Losung des Tages – 07.12.2014

Gedenke der vorigen Zeiten und hab Acht auf die Jahre von Geschlecht zu Geschlecht. Frage deinen Vater, der wird dir’s verkünden, deine Ältesten, die werden dir’s sagen.
5.Mose 32,7

Paulus schreibt an Timotheus: Ich erinnere mich an den ungefärbten Glauben in dir, der zuvor schon gewohnt hat in deiner Großmutter Lois und in deiner Mutter Eunike; ich bin aber gewiss, auch in dir.
2.Timotheus 1,5

Auf das Rufen Gottes, Seine persönliche Ansprache an einen jeden von uns, muss von unserer Seite eine Antwort folgen.

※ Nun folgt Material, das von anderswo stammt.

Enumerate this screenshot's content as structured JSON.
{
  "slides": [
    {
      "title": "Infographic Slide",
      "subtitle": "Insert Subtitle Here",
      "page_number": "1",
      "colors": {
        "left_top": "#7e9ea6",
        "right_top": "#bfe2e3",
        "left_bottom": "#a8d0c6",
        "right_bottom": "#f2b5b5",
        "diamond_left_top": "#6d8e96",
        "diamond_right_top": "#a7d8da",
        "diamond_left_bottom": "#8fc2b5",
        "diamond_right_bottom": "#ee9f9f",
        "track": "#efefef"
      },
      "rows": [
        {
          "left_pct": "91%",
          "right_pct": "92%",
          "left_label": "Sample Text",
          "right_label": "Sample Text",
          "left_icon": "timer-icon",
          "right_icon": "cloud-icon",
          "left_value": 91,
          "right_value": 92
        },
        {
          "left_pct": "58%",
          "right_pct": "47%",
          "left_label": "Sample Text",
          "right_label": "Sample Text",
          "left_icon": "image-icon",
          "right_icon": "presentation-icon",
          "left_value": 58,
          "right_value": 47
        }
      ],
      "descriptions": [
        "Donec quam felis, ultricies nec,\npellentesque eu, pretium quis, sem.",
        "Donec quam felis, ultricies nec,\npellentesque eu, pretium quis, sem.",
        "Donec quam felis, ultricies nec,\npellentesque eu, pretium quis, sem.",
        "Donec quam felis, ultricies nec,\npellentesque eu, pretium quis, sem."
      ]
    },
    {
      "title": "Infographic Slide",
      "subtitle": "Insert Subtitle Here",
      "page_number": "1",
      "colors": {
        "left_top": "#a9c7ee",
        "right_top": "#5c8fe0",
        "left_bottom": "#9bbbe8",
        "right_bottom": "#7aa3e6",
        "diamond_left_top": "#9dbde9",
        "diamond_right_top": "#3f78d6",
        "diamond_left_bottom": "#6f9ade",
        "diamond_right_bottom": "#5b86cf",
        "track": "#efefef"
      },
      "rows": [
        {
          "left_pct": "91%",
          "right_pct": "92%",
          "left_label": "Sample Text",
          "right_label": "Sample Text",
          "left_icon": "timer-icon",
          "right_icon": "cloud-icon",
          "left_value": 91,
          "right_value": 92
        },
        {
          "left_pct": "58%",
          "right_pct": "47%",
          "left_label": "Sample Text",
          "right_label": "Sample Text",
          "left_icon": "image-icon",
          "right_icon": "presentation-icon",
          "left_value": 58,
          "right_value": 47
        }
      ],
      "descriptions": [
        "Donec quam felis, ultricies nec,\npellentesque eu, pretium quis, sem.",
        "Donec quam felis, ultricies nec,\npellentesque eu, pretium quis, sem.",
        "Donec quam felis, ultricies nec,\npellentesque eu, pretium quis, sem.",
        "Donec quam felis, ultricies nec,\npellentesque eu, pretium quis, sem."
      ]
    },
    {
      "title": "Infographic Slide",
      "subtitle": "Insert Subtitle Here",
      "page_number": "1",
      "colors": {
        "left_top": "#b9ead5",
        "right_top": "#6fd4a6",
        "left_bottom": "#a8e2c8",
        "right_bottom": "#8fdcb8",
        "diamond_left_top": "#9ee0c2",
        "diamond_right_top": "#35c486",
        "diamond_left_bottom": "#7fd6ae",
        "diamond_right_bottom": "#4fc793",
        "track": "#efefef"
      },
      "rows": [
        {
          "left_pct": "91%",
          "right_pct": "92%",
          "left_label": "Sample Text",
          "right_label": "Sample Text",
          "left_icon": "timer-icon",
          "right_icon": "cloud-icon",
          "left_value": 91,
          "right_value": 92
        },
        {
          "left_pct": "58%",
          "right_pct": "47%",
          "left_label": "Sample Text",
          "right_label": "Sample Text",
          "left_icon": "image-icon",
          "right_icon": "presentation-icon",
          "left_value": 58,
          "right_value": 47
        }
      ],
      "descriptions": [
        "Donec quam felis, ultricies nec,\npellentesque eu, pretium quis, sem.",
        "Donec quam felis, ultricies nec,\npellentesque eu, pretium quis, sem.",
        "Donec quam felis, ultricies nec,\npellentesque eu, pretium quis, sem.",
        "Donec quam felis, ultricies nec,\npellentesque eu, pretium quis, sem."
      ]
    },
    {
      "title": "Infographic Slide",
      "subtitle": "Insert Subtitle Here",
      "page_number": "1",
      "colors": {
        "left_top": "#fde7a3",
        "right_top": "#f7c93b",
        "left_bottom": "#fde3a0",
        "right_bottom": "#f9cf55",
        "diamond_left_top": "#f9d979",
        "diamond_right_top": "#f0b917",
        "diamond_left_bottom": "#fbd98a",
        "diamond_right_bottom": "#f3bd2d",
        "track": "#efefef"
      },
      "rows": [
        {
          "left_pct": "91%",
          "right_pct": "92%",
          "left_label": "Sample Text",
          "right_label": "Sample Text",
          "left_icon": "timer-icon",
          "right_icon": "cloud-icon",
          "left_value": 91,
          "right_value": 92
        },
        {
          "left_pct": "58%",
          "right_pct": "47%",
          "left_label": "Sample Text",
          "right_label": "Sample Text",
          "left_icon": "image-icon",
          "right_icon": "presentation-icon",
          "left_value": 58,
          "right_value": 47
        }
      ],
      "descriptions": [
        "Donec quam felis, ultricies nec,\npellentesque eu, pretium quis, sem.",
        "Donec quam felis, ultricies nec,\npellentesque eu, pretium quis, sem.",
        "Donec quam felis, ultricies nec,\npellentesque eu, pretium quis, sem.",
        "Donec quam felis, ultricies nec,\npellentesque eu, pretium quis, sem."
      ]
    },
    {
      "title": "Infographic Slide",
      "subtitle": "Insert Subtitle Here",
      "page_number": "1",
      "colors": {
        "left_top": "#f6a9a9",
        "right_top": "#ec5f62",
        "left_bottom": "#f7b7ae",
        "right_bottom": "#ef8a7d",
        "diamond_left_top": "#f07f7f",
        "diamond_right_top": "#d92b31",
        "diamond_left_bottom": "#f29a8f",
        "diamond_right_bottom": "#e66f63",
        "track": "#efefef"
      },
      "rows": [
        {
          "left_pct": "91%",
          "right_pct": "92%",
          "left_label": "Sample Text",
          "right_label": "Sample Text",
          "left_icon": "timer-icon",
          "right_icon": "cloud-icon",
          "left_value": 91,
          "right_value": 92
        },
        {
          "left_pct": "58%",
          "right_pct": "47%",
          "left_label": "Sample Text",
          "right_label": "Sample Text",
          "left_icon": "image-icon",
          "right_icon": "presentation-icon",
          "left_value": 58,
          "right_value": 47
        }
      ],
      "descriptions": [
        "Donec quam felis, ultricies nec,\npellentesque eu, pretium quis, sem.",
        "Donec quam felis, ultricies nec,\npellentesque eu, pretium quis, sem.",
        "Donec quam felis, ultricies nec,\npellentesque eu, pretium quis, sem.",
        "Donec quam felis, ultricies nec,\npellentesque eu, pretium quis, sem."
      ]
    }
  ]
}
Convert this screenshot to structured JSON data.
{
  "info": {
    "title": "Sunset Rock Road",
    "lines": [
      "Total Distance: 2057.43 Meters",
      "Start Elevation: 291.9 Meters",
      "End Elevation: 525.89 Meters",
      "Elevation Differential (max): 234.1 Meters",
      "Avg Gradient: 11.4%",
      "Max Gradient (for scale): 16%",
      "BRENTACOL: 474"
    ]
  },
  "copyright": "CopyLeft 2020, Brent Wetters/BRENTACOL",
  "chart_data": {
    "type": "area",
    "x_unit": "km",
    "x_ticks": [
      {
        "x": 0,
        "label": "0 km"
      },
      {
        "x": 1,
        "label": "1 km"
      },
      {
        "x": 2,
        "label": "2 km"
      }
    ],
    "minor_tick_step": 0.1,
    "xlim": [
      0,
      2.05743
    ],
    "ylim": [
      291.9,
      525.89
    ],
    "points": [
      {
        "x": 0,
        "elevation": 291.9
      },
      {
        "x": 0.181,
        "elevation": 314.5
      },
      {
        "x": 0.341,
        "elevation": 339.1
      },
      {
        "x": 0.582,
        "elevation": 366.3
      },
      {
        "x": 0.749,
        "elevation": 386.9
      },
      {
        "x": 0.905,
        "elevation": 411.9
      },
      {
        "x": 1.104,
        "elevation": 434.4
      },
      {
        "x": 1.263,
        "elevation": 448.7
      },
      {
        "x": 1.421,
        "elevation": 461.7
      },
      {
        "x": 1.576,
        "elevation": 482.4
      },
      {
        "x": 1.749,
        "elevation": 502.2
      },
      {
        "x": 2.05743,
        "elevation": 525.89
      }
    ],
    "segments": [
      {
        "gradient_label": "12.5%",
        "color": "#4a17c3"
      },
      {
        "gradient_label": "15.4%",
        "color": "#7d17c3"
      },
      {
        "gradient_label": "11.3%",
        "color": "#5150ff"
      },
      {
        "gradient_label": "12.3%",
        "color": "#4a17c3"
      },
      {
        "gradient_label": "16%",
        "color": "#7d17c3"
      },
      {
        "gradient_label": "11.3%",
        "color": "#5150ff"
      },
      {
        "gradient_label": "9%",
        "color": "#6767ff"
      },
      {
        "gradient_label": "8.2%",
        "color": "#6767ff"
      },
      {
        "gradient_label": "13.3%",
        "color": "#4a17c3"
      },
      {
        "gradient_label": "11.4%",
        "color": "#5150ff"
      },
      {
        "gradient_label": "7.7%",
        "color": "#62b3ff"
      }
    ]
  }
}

Ich muss mich entscheiden – entweder für Gott oder gegen Ihn; ein dazwischen gibt es nicht. Was hilfreich und von großer Bedeutung sein kann, letzten Endes aber keine Garantie dafür, dass man zum Glauben an den Herrn findet, ist, wenn man durch Erziehung bereits eine gesegnete Vorarbeit zu Gott hin, erfahren durfte. So war es auch bei Timotheus, dessen fromme Großmutter und Mutter schon sehr früh den Glaubenssamen in sein Herz ausstreuten und der auf guten Boden fiel. Timotheus Vater war Heide und seine Mutter Jüdin. Ihr Einfluss auf ihr Kind war – Gott sei Dank – größer, als der des Vaters. In der Mutter und auch der Großmutter wohnte ein ungefärbter Glaube, also ein echter und lauterer Glaube. Und beide Frauen lebten diesen Glauben wohl aktiv, sodass Timotheus dies hautnah erleben durfte. Jemand sagte einmal: „Die beste Bibelübersetzung, die ich kenne, ist die meiner Mutter. Sie hat die Bibel ins Leben übersetzt und uns Kindern vorgelebt.“ Wie schön, wenn Kinder dies so erleben durften und nicht die andere hässliche Seite, wo Fluchen, Schimpfen, Zank und Streit vieles vergiftet und verdirbt. Daher ist es wichtig, dass wir, die wir in der Nachfolge Jesus stehen, uns darüber bewusst werden, in welcher Verantwortung wir gegenüber den Menschen, aber insbesondere gegenüber unseren Kindern, stehen.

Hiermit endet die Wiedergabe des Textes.